É sabido que o Código Brasileiro de Aeronáutica, Lei nº 7.565/1986 (art. 251-A), determina que a indenização por dano moral, em virtude de defeito na prestação do serviço de transporte aéreo, só seja arbitrada caso haja comprovação de prejuízos desta natureza sofridos pelo passageiro.
Código Brasileiro de Aeronáutica, Art. 251-A. A indenização por dano extrapatrimonial em decorrência de falha na execução do contrato de transporte fica condicionada à demonstração da efetiva ocorrência do prejuízo e de sua extensão pelo passageiro ou pelo expedidor ou destinatário de carga.
Além disso, já há consolidada jurisprudência do Superior Tribunal de Justiça no sentido de que o simples inadimplemento contratual, por si só, não é causa para dano moral, pois que os efeitos de tal ilícito são resolvidos, ordinariamente, em perdas e danos materiais.
Ou seja, só há que se falar em dano moral ocorrido em virtude de uma falha na prestação de serviço de transporte aéreo quando houver a comprovação de que realmente foi causado prejuízo ao passageiro por ação ou omissão da companhia aérea, não sendo mais aplicável o entendimento de dano presumido, o que vinha sendo adotado pelo Poder Judiciário até 2020, ocasião na qual o artigo 251-A do Código Brasileiro de Aeronáutica entrou em vigor.
No nosso ponto de vista, no caso de processos envolvendo reembolso, é ainda mais surpreendente, por descabido, o pedido de dano moral.
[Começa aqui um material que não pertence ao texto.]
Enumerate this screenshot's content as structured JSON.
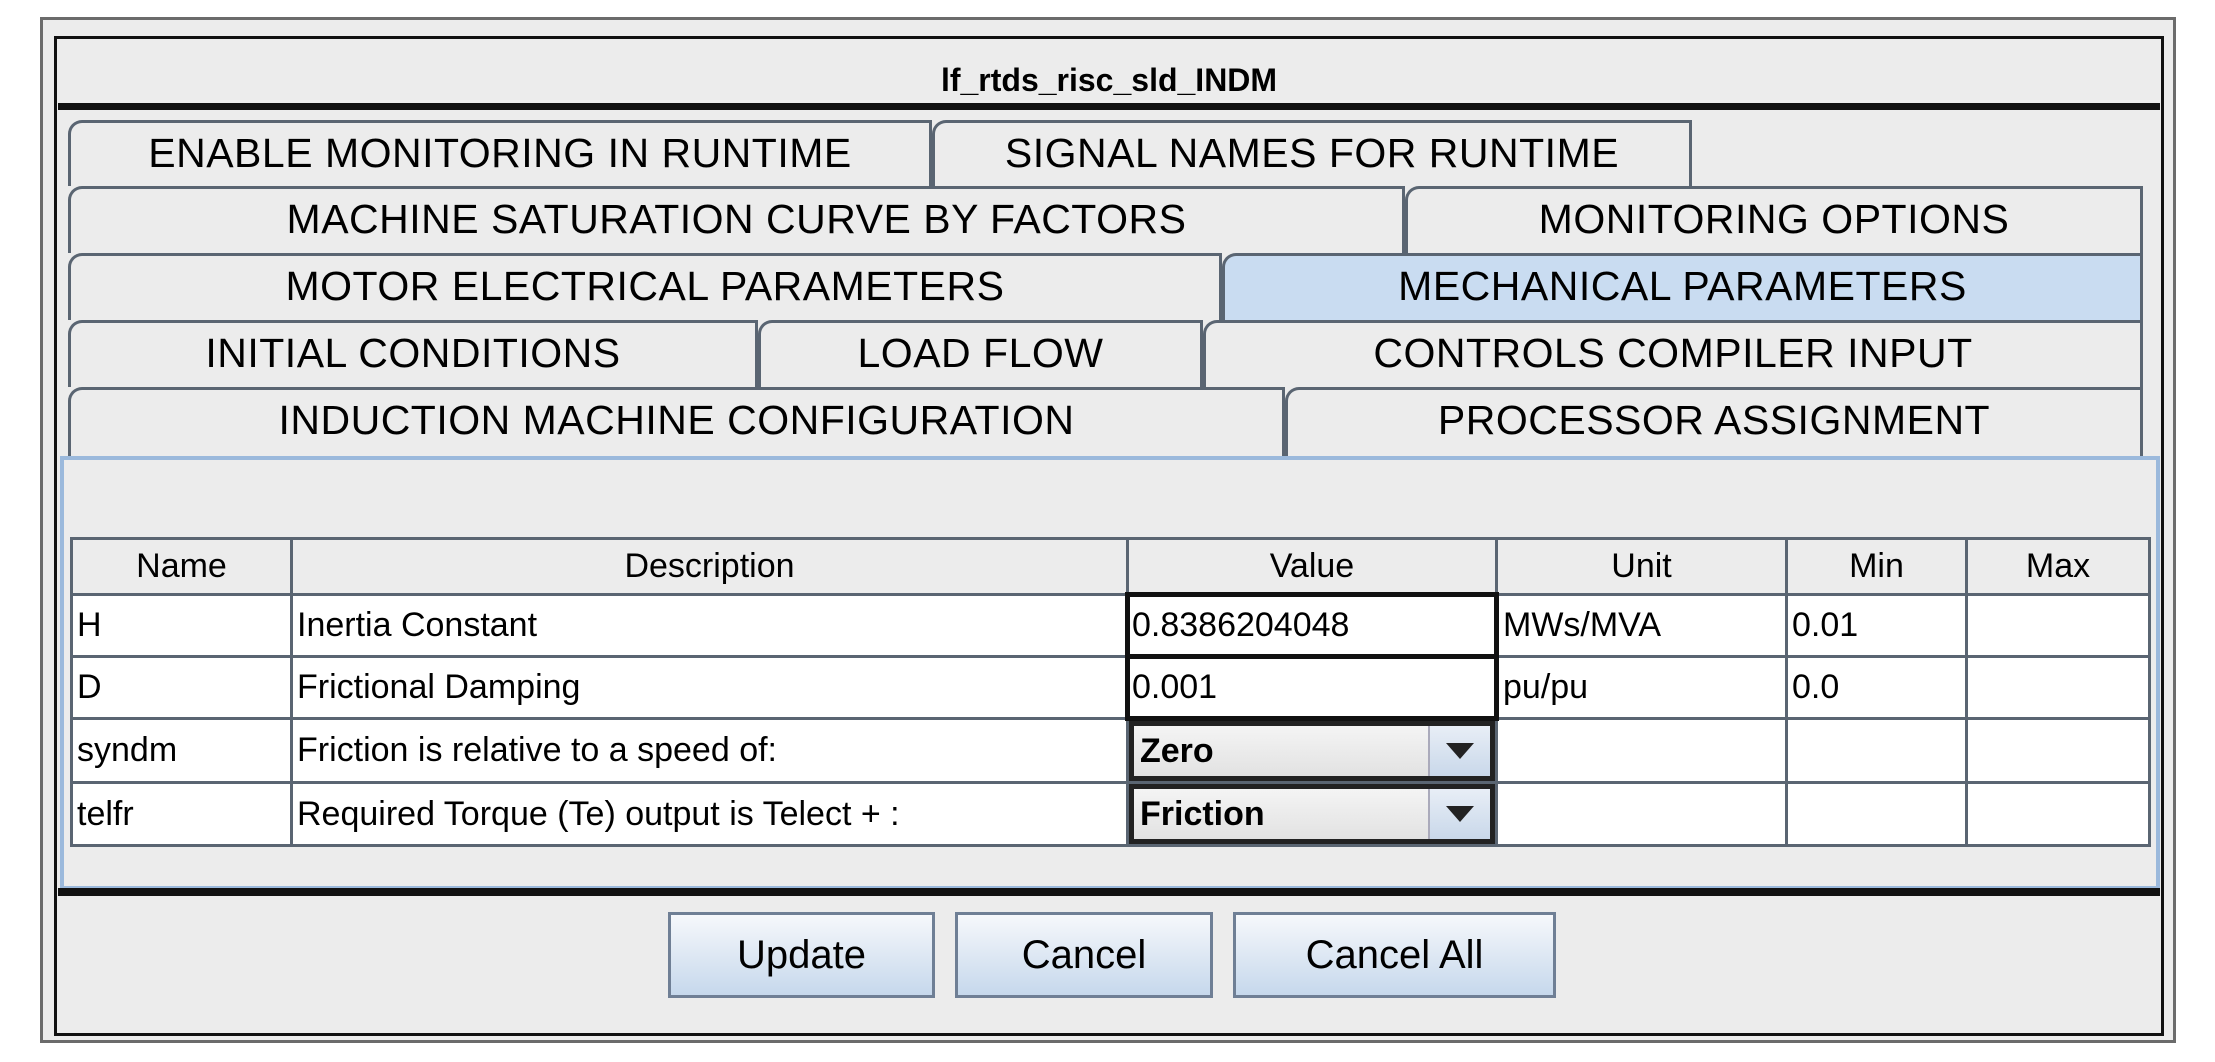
{
  "window": {
    "title": "lf_rtds_risc_sld_INDM"
  },
  "tabs": {
    "row1": [
      {
        "label": "ENABLE MONITORING IN RUNTIME"
      },
      {
        "label": "SIGNAL NAMES FOR RUNTIME"
      }
    ],
    "row2": [
      {
        "label": "MACHINE SATURATION CURVE BY FACTORS"
      },
      {
        "label": "MONITORING OPTIONS"
      }
    ],
    "row3": [
      {
        "label": "MOTOR ELECTRICAL PARAMETERS"
      },
      {
        "label": "MECHANICAL PARAMETERS",
        "selected": true
      }
    ],
    "row4": [
      {
        "label": "INITIAL CONDITIONS"
      },
      {
        "label": "LOAD FLOW"
      },
      {
        "label": "CONTROLS COMPILER INPUT"
      }
    ],
    "row5": [
      {
        "label": "INDUCTION MACHINE CONFIGURATION"
      },
      {
        "label": "PROCESSOR ASSIGNMENT"
      }
    ]
  },
  "table": {
    "headers": [
      "Name",
      "Description",
      "Value",
      "Unit",
      "Min",
      "Max"
    ],
    "rows": [
      {
        "name": "H",
        "description": "Inertia Constant",
        "value": "0.8386204048",
        "unit": "MWs/MVA",
        "min": "0.01",
        "max": ""
      },
      {
        "name": "D",
        "description": "Frictional Damping",
        "value": "0.001",
        "unit": "pu/pu",
        "min": "0.0",
        "max": ""
      },
      {
        "name": "syndm",
        "description": "Friction is relative to a speed of:",
        "value": "Zero",
        "unit": "",
        "min": "",
        "max": ""
      },
      {
        "name": "telfr",
        "description": "Required Torque (Te) output is Telect + :",
        "value": "Friction",
        "unit": "",
        "min": "",
        "max": ""
      }
    ]
  },
  "buttons": {
    "update": "Update",
    "cancel": "Cancel",
    "cancel_all": "Cancel All"
  },
  "colors": {
    "selected_tab": "#c9dcf1",
    "panel_border": "#9bb9dc"
  }
}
Isso porque, ainda que tenha ocorrido o descumprimento do prazo pela empresa aérea, ou que o passageiro discorde do valor, não há plausibilidade ou verossimilhança, em regra, para que tal fato venha a macular a honra, ou os direitos da personalidade do passageiro. Há ai, segundo nosso entendimento, claro desvirtuamento do conceito jurídico de dano moral indenizável.
Ou seja, ainda que a jurisprudência ainda esteja em fase de adequação às novas regras (em vigor há mais de 2 anos, pelo menos), certo é que a regulamentação e lei aplicáveis às relações do contrato de transporte aéreo de passageiro não permitem a indenização por danos morais sem comprovação, o que não é possível constatar em questões de demora, discordância do valor ou até ausência de devolução do dinheiro por parte da empresa aérea.
Desta forma, uma vez mais se ressalta que, dada a importância da indústria aeronáutica para a economia mundial e nacional, é essencial que o Judiciário se prepare para analisar questões de Direito Aeronáutico, entenda a importância de se aplicar as leis especiais em detrimento de leis gerais, e no que tange aos pedidos de indenização por danos morais em processos discutindo reembolso de passagem aérea, só caberá indenização na hipótese de comprovação efetiva de prejuízo de tal natureza causado pela companhia aérea ao passageiro.